8月28日は、何の日だったでしょう。昨日起きたことは?45年前に起きたことは?
【デンバー(米コロラド州)=小村田義之】米民主党の大統領候補に指名されたバラク・オバマ上院議員(47)は同党全国大会最終日の28日夜(日本時間29日午前)、当地のフットボール競技場で指名受諾演説を行った。米史上初のアフリカ系(黒人)大統領をめざすオバマ氏は、政策目標を「アメリカの約束(promise)」として説明し、「米国をチェンジ(変革)する時だ」と訴えた。 (中略)
歴史的な演説 から45周年の記念日。会場ではキング牧師の当時の映像も流された。
(asahi.com 2008年8月29日11時39分)
I have a dream.
いい言葉ですね。キング牧師が抱いたような崇高な夢も、スケベ心丸出しの夢も、夢は夢。どうせなら、とびきりステキで、カラフルな夢を思い描きたいものです。
私の夢ってなんだろう。なんだったんだろう。ハリウッド映画で描かれた世界、たとえば『ジュリア』の戯曲作家や『ソフィーの選択』の小説家や『大統領の陰謀』の新聞記者に憧れて、タイプライターのキーを叩いて文章を作る人になりたいという子どものころの夢はかないました。自分の家を持ちたいという夢もかないました。子ども時代の他愛ない夢も、もっとベタベタの現実的な夢もかなった。願えばかなうということを知った。でもまだ、終わりじゃない。私にはまだ、他にやるべき「仕事」がある。
この記事↓を読んで、熱い思いが胸にこみあげてきました。
民主党全国大会の初日、会場となるデンバーの屋内スタジアムで、小柄なアフリカ系(黒人)政治家が、舞台を見つめていた。
あと数時間で、全米から数万人の参加者が集う。この壮大な政治集会の主役、オバマ上院議員(47)も、まだ姿を見せてはいない。
「この時を、彼らと一緒に過ごしたかった。殴られ、撃たれ、殺された彼らと」
ジョージア州選出のジョン・ルイス下院議員(68)の脳裏に浮かんでいたのは、共に公民権運動を戦った今は亡き仲間たちだった。「45年前とはまるで違う世界に思える」
1963年、20万人以上が参加して人種差別撤廃を訴えた「ワシントン大行進」で、23歳のルイス氏は演壇に登った。同じ舞台に立った故マーチン・ルーサー・キング牧師が語ったのが、世界史に残るあの名演説だった。
〈私には夢がある。かつての奴隷の子と奴隷所有者の子が、兄弟のように同じテーブルにつく夢が〉
(asahi.com 2008年8月29日)
最近、「次代を担う若い人」と自分を切り離して考えることが多い。そういう年になったのかなあと寂しい半面、私も結構、逞しいなと思ってみたり。

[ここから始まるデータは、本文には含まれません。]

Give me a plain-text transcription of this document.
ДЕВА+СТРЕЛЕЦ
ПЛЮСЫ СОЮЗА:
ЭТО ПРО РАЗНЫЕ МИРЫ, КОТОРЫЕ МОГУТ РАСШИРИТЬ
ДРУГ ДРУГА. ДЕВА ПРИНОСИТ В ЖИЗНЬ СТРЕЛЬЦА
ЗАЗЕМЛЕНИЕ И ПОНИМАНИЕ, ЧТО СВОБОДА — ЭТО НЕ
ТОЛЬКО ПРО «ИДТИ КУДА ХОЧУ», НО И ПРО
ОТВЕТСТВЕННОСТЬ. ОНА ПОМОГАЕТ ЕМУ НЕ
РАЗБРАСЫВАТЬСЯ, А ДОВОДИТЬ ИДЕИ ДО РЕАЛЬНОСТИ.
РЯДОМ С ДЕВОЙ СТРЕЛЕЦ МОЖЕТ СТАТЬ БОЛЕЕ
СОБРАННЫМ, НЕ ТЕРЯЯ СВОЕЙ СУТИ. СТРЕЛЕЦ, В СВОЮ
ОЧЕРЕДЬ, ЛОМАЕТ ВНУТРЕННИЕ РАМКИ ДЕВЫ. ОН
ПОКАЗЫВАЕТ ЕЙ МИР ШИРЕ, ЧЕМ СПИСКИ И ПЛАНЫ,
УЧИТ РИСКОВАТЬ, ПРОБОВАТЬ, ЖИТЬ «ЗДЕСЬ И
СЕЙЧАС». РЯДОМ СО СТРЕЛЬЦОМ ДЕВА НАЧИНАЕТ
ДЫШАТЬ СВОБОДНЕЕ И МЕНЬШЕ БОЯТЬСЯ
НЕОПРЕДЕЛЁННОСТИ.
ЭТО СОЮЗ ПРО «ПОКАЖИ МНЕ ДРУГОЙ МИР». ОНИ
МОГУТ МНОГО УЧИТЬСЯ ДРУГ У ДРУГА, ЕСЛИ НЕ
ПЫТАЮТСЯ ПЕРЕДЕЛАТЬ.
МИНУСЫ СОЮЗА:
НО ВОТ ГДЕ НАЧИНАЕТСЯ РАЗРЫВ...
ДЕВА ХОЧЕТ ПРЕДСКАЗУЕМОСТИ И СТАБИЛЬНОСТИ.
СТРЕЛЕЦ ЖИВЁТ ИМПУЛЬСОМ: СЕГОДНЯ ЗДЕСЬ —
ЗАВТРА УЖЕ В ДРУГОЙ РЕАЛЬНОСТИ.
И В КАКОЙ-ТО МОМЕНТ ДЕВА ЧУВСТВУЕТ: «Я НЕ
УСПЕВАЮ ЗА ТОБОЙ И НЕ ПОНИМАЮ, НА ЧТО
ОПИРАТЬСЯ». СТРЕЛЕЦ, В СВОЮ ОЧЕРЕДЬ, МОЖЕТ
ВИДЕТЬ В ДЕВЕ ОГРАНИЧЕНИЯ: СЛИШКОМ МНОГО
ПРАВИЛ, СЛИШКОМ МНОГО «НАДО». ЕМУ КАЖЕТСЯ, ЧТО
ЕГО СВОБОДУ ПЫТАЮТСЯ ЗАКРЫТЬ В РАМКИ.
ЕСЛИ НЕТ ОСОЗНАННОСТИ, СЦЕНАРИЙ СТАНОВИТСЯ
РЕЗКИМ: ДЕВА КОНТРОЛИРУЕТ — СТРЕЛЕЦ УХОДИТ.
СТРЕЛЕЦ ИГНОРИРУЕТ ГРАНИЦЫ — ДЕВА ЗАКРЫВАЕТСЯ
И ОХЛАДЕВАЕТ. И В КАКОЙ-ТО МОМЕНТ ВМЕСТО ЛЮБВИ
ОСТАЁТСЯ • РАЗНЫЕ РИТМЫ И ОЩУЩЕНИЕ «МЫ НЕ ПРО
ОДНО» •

若い人の前にはまだたくさん仕事が残っていますね。世界から戦争をなくすことも、その1つ。実現が期待されている「夢の新技術」も、まだまだたくさんある。
仕事というと、有効求人倍率とか、失業率といった数字をすぐに思い浮かべ、ニートや新卒無業、ワーキングプア、日雇い派遣といった雇用・労働のネガティブな側面ばかりがクローズアップされる今日このごろですが、
私たちの先祖が遣り残した仕事、手付かずの仕事、志半ばで挫折した仕事はまだまだたくさんあるなあと思うのです。
テロリストに殺されてしまった伊藤和也さんも、夢を抱き、その実現のために「仕事」をしにアフガニスタンへ行ったのでしょう。
志半ばで斃れた和也さんは、どれほど悔しかったことか。
「子どもたちに明るい未来を」「いつでも安心して暮らせる社会を」「飢えのない社会を」「戦争のない社会を」
私たちが棄ててはいけない、あきらめてはいけない夢は、まだまだたくさん残っているのだなあと思うのでした。